The zoo’s youth volunteer programs are training local teens to handle live animals from the educational outreach program and in addition the volunteers help educate zoo visitors about the life history of these animals and the conservation threats they face in the wild. For many of these kids this is a first step to a lifetime of environmental stewardship and a new-found love of science.
Each year over 130 local youths go through the zoo’s volunteer programs.

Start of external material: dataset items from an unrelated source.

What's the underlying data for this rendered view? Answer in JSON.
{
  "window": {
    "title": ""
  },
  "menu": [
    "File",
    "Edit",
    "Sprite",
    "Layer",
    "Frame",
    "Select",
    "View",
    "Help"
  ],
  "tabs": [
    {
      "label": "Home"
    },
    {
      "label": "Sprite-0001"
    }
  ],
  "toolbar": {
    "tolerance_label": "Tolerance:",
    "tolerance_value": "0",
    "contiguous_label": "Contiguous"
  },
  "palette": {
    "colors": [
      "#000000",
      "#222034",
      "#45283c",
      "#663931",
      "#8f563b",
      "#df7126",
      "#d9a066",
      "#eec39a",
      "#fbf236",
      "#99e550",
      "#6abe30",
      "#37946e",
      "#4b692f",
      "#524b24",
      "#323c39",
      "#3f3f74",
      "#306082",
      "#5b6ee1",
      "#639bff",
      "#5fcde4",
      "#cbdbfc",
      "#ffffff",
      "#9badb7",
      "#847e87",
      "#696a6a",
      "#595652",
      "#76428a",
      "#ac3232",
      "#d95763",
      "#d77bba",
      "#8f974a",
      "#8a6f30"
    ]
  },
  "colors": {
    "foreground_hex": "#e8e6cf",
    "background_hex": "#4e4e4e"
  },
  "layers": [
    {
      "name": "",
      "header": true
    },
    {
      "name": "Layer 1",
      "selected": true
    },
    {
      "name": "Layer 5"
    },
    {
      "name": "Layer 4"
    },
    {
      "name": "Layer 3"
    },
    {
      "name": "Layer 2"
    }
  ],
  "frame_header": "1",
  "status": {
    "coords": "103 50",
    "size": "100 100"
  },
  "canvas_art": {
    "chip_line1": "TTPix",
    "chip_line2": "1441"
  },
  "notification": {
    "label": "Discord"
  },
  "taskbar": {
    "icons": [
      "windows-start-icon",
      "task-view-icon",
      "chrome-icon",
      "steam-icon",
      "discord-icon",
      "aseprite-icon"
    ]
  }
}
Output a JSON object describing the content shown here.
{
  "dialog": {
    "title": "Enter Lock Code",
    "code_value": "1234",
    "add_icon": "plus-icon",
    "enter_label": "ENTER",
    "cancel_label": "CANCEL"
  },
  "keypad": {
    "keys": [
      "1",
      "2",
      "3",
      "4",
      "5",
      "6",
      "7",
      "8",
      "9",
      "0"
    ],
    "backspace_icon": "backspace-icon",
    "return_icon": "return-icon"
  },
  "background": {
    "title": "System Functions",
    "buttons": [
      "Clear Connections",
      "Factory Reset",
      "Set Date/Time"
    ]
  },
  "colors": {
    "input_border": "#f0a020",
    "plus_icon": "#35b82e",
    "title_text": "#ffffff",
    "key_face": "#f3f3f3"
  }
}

The programs are designed to teach kids about conservation but most importantly they train the volunteers to pass on that knowledge. “Teaching city children about nature and the importance of habitat health not only to wild areas but to themselves as well.” said one volunteer program alumni, “I’ll never forget the faces of awe on both children and adults as they got to see, touch and learn about animals such as opossums, chinchillas and ferrets. It felt great to be able to provide such an experience to the visitors of the Nature Trail.”